Even anti-colonial gatherings were initially held in Europe. In 1927, German communist Willi Munzenberg, with support from Comintern, had initiated a League against Imperialism and Colonial Oppression by convening a meeting in Brussels that was attended by leaders of the American left plus 175 leaders, 107 out of which came from 37 colonized nations.

The two World Wars and the Great Depression of 1920 were to accelerate the wave of decolonization and transform these master-slave equations. The two decades following World War II saw emergence of a large number of new nations across Asia, Africa and Latin America. One matrix to measure this change was the membership of the United Nations that rose from 51 to 99 in its first 15 years of its existence. Asia was to see the arrival of world’s largest new nations like India, China and Indonesia.

The global ramifications of this transformation were reflected in the Asian Relations Conference held in New Delhi on March-April 1947. They agreed to set up an Asian Relations Organization (ARO) and to hold two follow-up events: First, its Southeast Asian Section was to draft an ARO Convention by April 1948 and the second Asian Relations Conference was to be hosted in 1949 in China.

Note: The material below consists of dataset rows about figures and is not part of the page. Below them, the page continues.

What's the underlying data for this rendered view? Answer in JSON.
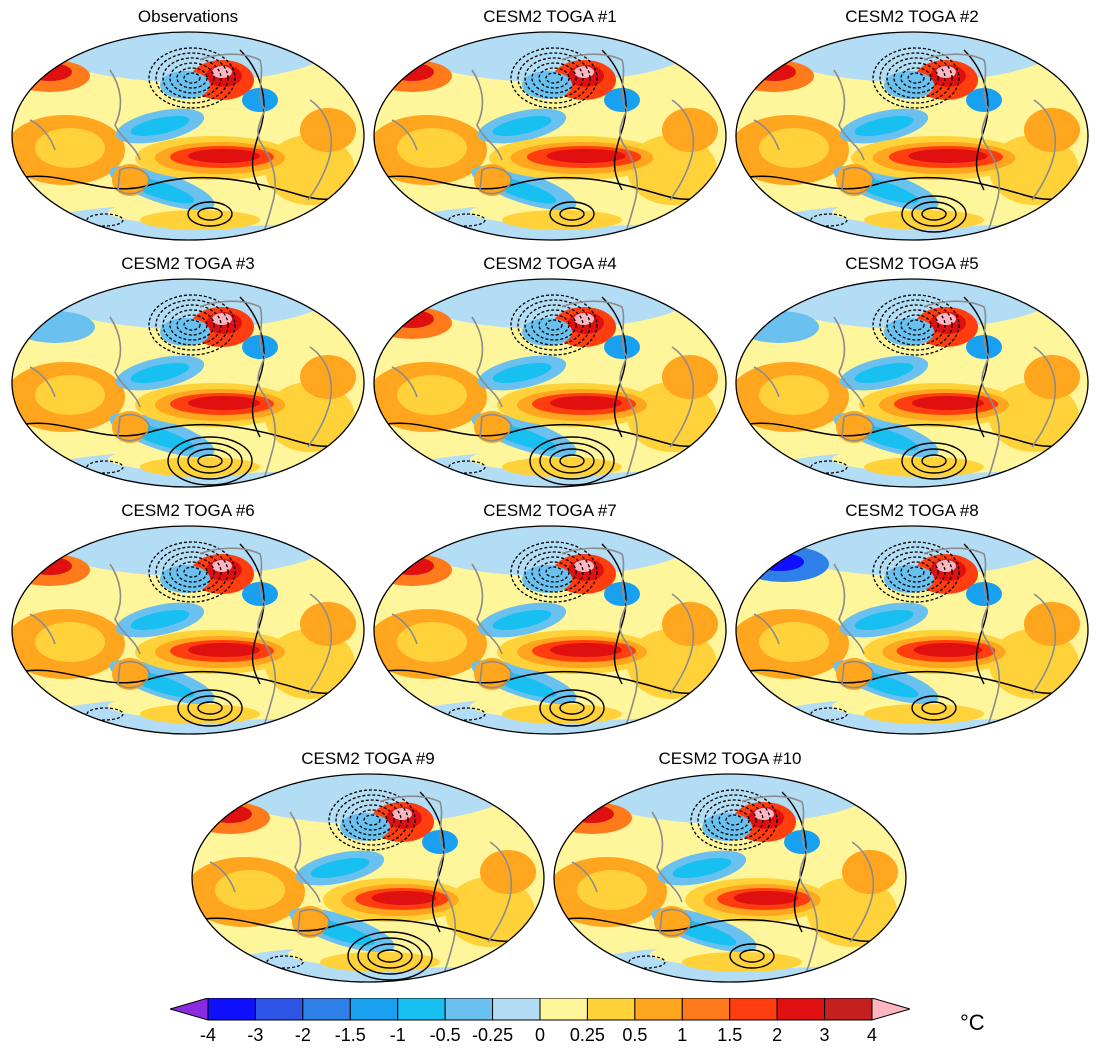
{
  "figure": {
    "panel_titles": [
      "Observations",
      "CESM2 TOGA #1",
      "CESM2 TOGA #2",
      "CESM2 TOGA #3",
      "CESM2 TOGA #4",
      "CESM2 TOGA #5",
      "CESM2 TOGA #6",
      "CESM2 TOGA #7",
      "CESM2 TOGA #8",
      "CESM2 TOGA #9",
      "CESM2 TOGA #10"
    ],
    "projection": "Hammer/Mollweide-like global ellipse",
    "colorbar": {
      "tick_labels": [
        "-4",
        "-3",
        "-2",
        "-1.5",
        "-1",
        "-0.5",
        "-0.25",
        "0",
        "0.25",
        "0.5",
        "1",
        "1.5",
        "2",
        "3",
        "4"
      ],
      "unit": "°C",
      "colors": [
        "#8a2be2",
        "#1010ff",
        "#2f55e6",
        "#2f7fe8",
        "#1aa0f0",
        "#17c0f0",
        "#6ac0ee",
        "#b3dcf5",
        "#fff59a",
        "#ffd23a",
        "#ffa51e",
        "#ff7a1a",
        "#ff3d0e",
        "#e01010",
        "#c42020",
        "#ffb6c1"
      ],
      "end_arrows": true
    },
    "contours": {
      "positive_style": "solid black",
      "negative_style": "dashed black"
    },
    "land_outline_color": "#8c8c8c"
  }
}
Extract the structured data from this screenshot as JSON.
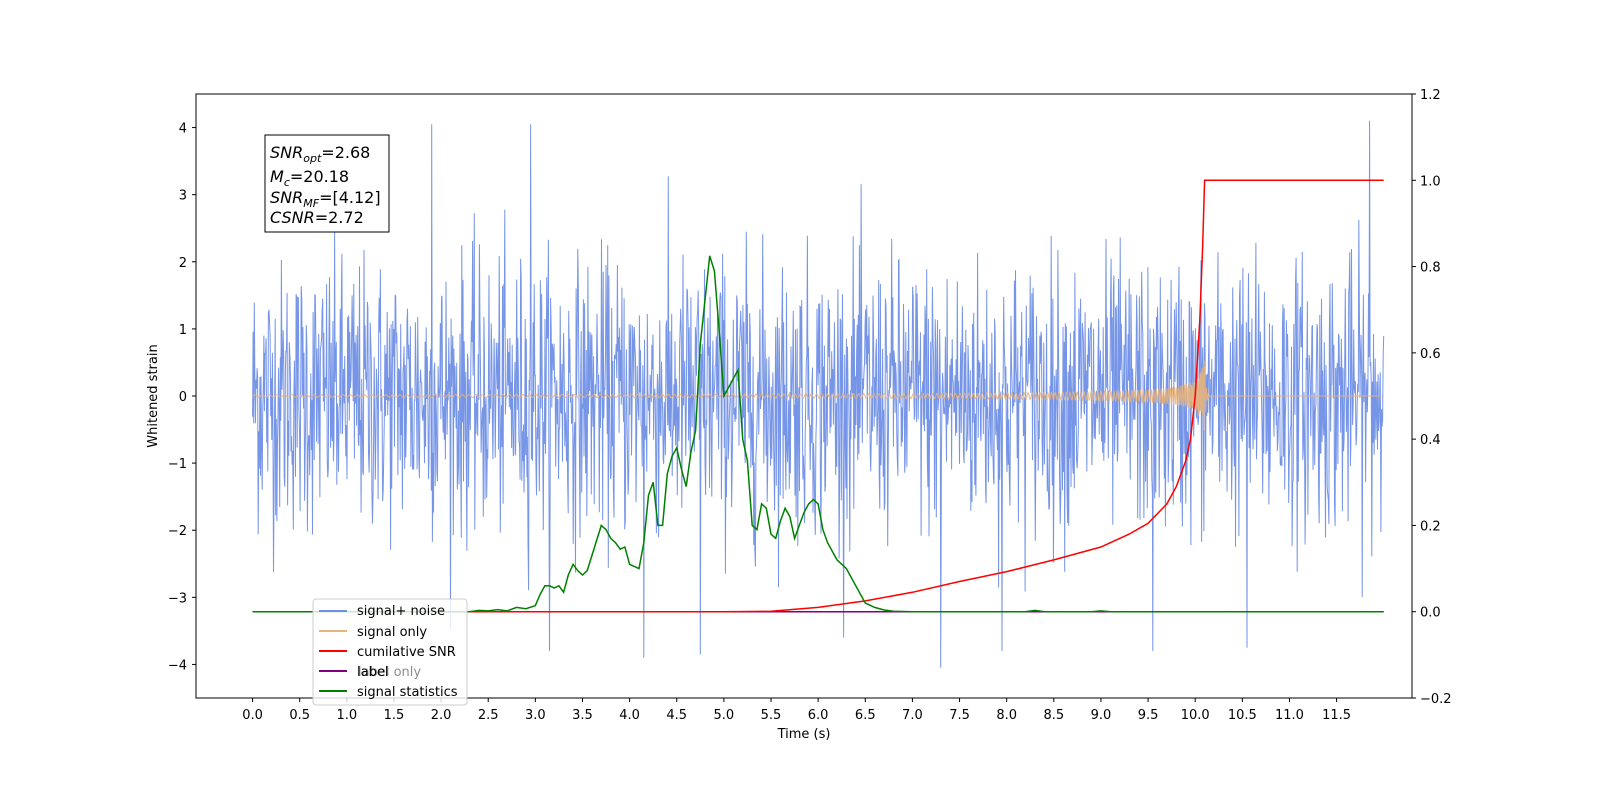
{
  "colors": {
    "noise": "#6f8fe6",
    "signal": "#e8b27c",
    "cumulative": "#ff0000",
    "label": "#800080",
    "stats": "#008000"
  },
  "chart_data": {
    "type": "line",
    "title": "",
    "xlabel": "Time (s)",
    "ylabel": "Whitened strain",
    "xlim": [
      -0.6,
      12.3
    ],
    "ylim": [
      -4.5,
      4.5
    ],
    "y2lim": [
      -0.2,
      1.2
    ],
    "x_ticks": [
      0.0,
      0.5,
      1.0,
      1.5,
      2.0,
      2.5,
      3.0,
      3.5,
      4.0,
      4.5,
      5.0,
      5.5,
      6.0,
      6.5,
      7.0,
      7.5,
      8.0,
      8.5,
      9.0,
      9.5,
      10.0,
      10.5,
      11.0,
      11.5
    ],
    "x_tick_labels": [
      "0.0",
      "0.5",
      "1.0",
      "1.5",
      "2.0",
      "2.5",
      "3.0",
      "3.5",
      "4.0",
      "4.5",
      "5.0",
      "5.5",
      "6.0",
      "6.5",
      "7.0",
      "7.5",
      "8.0",
      "8.5",
      "9.0",
      "9.5",
      "10.0",
      "10.5",
      "11.0",
      "11.5"
    ],
    "y_ticks": [
      -4,
      -3,
      -2,
      -1,
      0,
      1,
      2,
      3,
      4
    ],
    "y_tick_labels": [
      "−4",
      "−3",
      "−2",
      "−1",
      "0",
      "1",
      "2",
      "3",
      "4"
    ],
    "y2_ticks": [
      -0.2,
      0.0,
      0.2,
      0.4,
      0.6,
      0.8,
      1.0,
      1.2
    ],
    "y2_tick_labels": [
      "−0.2",
      "0.0",
      "0.2",
      "0.4",
      "0.6",
      "0.8",
      "1.0",
      "1.2"
    ],
    "grid": false,
    "legend_position": "lower-left",
    "noise_series": {
      "name": "signal+ noise",
      "x_range": [
        0.0,
        12.0
      ],
      "typical_range": [
        -2.0,
        2.0
      ],
      "peaks": [
        {
          "x": 1.9,
          "y": 4.05
        },
        {
          "x": 2.95,
          "y": 4.05
        },
        {
          "x": 11.85,
          "y": 4.1
        },
        {
          "x": 4.15,
          "y": -3.9
        },
        {
          "x": 4.75,
          "y": -3.85
        },
        {
          "x": 7.3,
          "y": -4.05
        },
        {
          "x": 7.95,
          "y": -3.8
        },
        {
          "x": 9.55,
          "y": -3.8
        },
        {
          "x": 10.55,
          "y": -3.75
        },
        {
          "x": 3.15,
          "y": -3.8
        }
      ]
    },
    "signal_only": {
      "name": "signal only",
      "x_range": [
        0.0,
        12.0
      ],
      "merger_time": 10.1,
      "peak_amplitude": 0.6
    },
    "cumulative_snr": {
      "name": "cumilative SNR",
      "axis": "right",
      "points": [
        [
          0.0,
          0.0
        ],
        [
          5.0,
          0.0
        ],
        [
          5.5,
          0.001
        ],
        [
          6.0,
          0.01
        ],
        [
          6.5,
          0.025
        ],
        [
          7.0,
          0.045
        ],
        [
          7.5,
          0.07
        ],
        [
          8.0,
          0.093
        ],
        [
          8.5,
          0.12
        ],
        [
          9.0,
          0.15
        ],
        [
          9.3,
          0.18
        ],
        [
          9.5,
          0.205
        ],
        [
          9.7,
          0.25
        ],
        [
          9.8,
          0.29
        ],
        [
          9.9,
          0.35
        ],
        [
          9.95,
          0.4
        ],
        [
          10.0,
          0.5
        ],
        [
          10.05,
          0.68
        ],
        [
          10.08,
          0.85
        ],
        [
          10.1,
          1.0
        ],
        [
          12.0,
          1.0
        ]
      ]
    },
    "label_series": {
      "name": "label",
      "axis": "right",
      "points": [
        [
          0.0,
          0.0
        ],
        [
          12.0,
          0.0
        ]
      ]
    },
    "signal_stats": {
      "name": "signal statistics",
      "axis": "right",
      "points": [
        [
          0.0,
          0.0
        ],
        [
          2.3,
          0.0
        ],
        [
          2.4,
          0.003
        ],
        [
          2.5,
          0.002
        ],
        [
          2.6,
          0.005
        ],
        [
          2.7,
          0.002
        ],
        [
          2.8,
          0.01
        ],
        [
          2.9,
          0.007
        ],
        [
          3.0,
          0.014
        ],
        [
          3.05,
          0.04
        ],
        [
          3.1,
          0.06
        ],
        [
          3.15,
          0.06
        ],
        [
          3.2,
          0.055
        ],
        [
          3.25,
          0.06
        ],
        [
          3.3,
          0.045
        ],
        [
          3.35,
          0.085
        ],
        [
          3.4,
          0.11
        ],
        [
          3.45,
          0.095
        ],
        [
          3.5,
          0.085
        ],
        [
          3.55,
          0.095
        ],
        [
          3.6,
          0.13
        ],
        [
          3.7,
          0.2
        ],
        [
          3.75,
          0.19
        ],
        [
          3.8,
          0.17
        ],
        [
          3.85,
          0.16
        ],
        [
          3.9,
          0.145
        ],
        [
          3.95,
          0.15
        ],
        [
          4.0,
          0.11
        ],
        [
          4.05,
          0.105
        ],
        [
          4.1,
          0.1
        ],
        [
          4.15,
          0.16
        ],
        [
          4.2,
          0.27
        ],
        [
          4.25,
          0.3
        ],
        [
          4.3,
          0.2
        ],
        [
          4.35,
          0.2
        ],
        [
          4.4,
          0.32
        ],
        [
          4.45,
          0.36
        ],
        [
          4.5,
          0.38
        ],
        [
          4.55,
          0.33
        ],
        [
          4.6,
          0.29
        ],
        [
          4.65,
          0.37
        ],
        [
          4.7,
          0.42
        ],
        [
          4.75,
          0.62
        ],
        [
          4.85,
          0.825
        ],
        [
          4.9,
          0.79
        ],
        [
          4.95,
          0.65
        ],
        [
          5.0,
          0.5
        ],
        [
          5.05,
          0.52
        ],
        [
          5.1,
          0.54
        ],
        [
          5.15,
          0.56
        ],
        [
          5.2,
          0.4
        ],
        [
          5.25,
          0.35
        ],
        [
          5.3,
          0.2
        ],
        [
          5.35,
          0.19
        ],
        [
          5.4,
          0.25
        ],
        [
          5.45,
          0.24
        ],
        [
          5.5,
          0.18
        ],
        [
          5.55,
          0.17
        ],
        [
          5.6,
          0.21
        ],
        [
          5.65,
          0.24
        ],
        [
          5.7,
          0.22
        ],
        [
          5.75,
          0.17
        ],
        [
          5.8,
          0.2
        ],
        [
          5.85,
          0.23
        ],
        [
          5.9,
          0.25
        ],
        [
          5.95,
          0.26
        ],
        [
          6.0,
          0.25
        ],
        [
          6.05,
          0.19
        ],
        [
          6.1,
          0.16
        ],
        [
          6.2,
          0.12
        ],
        [
          6.3,
          0.1
        ],
        [
          6.4,
          0.06
        ],
        [
          6.5,
          0.02
        ],
        [
          6.6,
          0.01
        ],
        [
          6.7,
          0.004
        ],
        [
          6.8,
          0.001
        ],
        [
          7.0,
          0.0
        ],
        [
          8.2,
          0.0
        ],
        [
          8.3,
          0.003
        ],
        [
          8.4,
          0.0
        ],
        [
          8.9,
          0.0
        ],
        [
          9.0,
          0.002
        ],
        [
          9.1,
          0.0
        ],
        [
          12.0,
          0.0
        ]
      ]
    },
    "annotation": [
      {
        "label": "SNR",
        "sub": "opt",
        "value": "=2.68"
      },
      {
        "label": "M",
        "sub": "c",
        "value": "=20.18"
      },
      {
        "label": "SNR",
        "sub": "MF",
        "value": "=[4.12]"
      },
      {
        "label": "CSNR",
        "sub": "",
        "value": "=2.72"
      }
    ],
    "legend": [
      {
        "label": "signal+ noise",
        "color_key": "noise"
      },
      {
        "label": "signal only",
        "color_key": "signal"
      },
      {
        "label": "cumilative SNR",
        "color_key": "cumulative"
      },
      {
        "label": "label",
        "color_key": "label"
      },
      {
        "label": "signal statistics",
        "color_key": "stats"
      }
    ],
    "legend_background_text": "label only"
  }
}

Only India’s violent partition, first war with Pakistan, and China and Indonesia being in the last stages of their liberation struggles disrupted this momentum for Asian summitry by several years. Wars in Korea and Vietnam saw the US attempting to take over regional leadership through brute force and military alliances and “divide and rule” policy of European imperial powers.

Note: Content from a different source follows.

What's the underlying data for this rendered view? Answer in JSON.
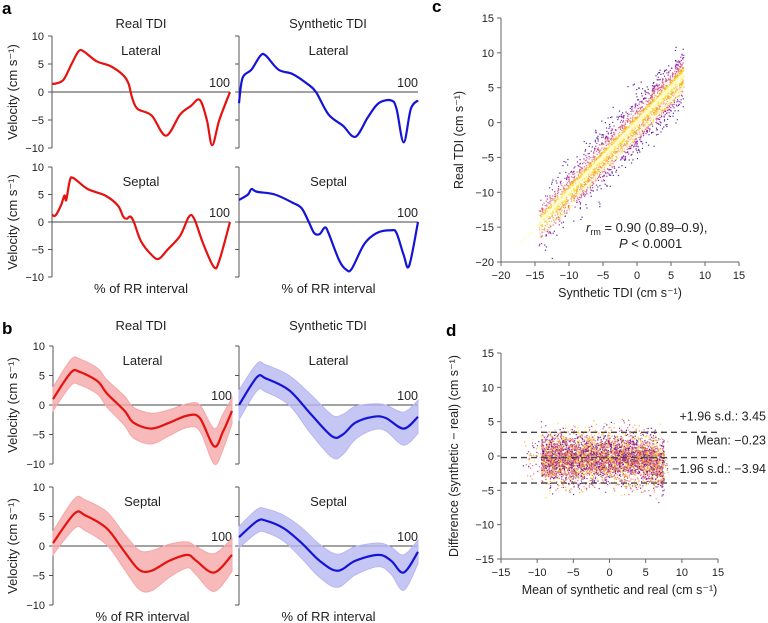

While the North Atlantic Treaty Organization (NATO) and Australia-New Zealand-United States (ANZUS) Security Treaty survived in Europe and Australasia, Southeast Asia Treaty (SEATO) and Baghdad Pact of Central Treaty Organization (CTO) remained dysfunctional. These were replaced by US “hub-and-spokes” military alignments with Japan, South Korea, the Philippines and Singapore.

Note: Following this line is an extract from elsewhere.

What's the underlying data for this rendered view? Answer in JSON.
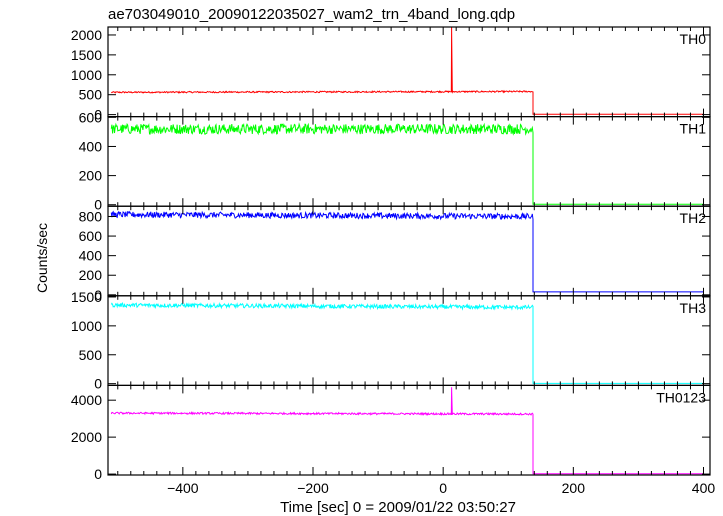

The indigenous Asian summitry was revived in April 1955 Bandung Conference of Afro-Asian nations and their five points of Bandung Spirit were to later produce world’s largest ever Non-aligned Movement (NAM). Though the NAM for long remained a third pillar to reckon with, yet the Cold War succeeded in dividing Asian nations into opposite camps. It was not until the collapse of the Soviet Union which coincided with unprecedented economic rise of China that focus shifted to the emerging economies bringing Asia back to the centre.

These four summits in Asia represent that historic recognition of Asian wisdom. Asia having since emerged as the locomotive of global growth and development explains why G7 had happily co-opted six Asian nations or 12 nations of Global South in its novel G20 summits from 2008. This also explains centrality of China and India to climate change and other deliberations of global governance.

Of world top five economies today, China, Japan and India respectively occupy second, third and fifth positions. Among these India remains the fastest growing economy with promising potential. Asia together accounts for 40 percent of global manufacturing and East Asia alone accounts for over 75 percent of world’s semiconductors production – a technology that has become the benchmark of technological progression.

But like old times, divisions within Asia have not disappeared altogether. These have allowed the industrialized West to continue to master over their present and future. Having done wonders in economic parameters, this calls for putting Asia’s political equations in order. If Asia has to take the lead in realizing the Asian dream of what Indian Prime Minister Narendra Modi calls “no first world or third world but only one world” then Asian nations must begin by addressing their distracting mutual disputes and differences.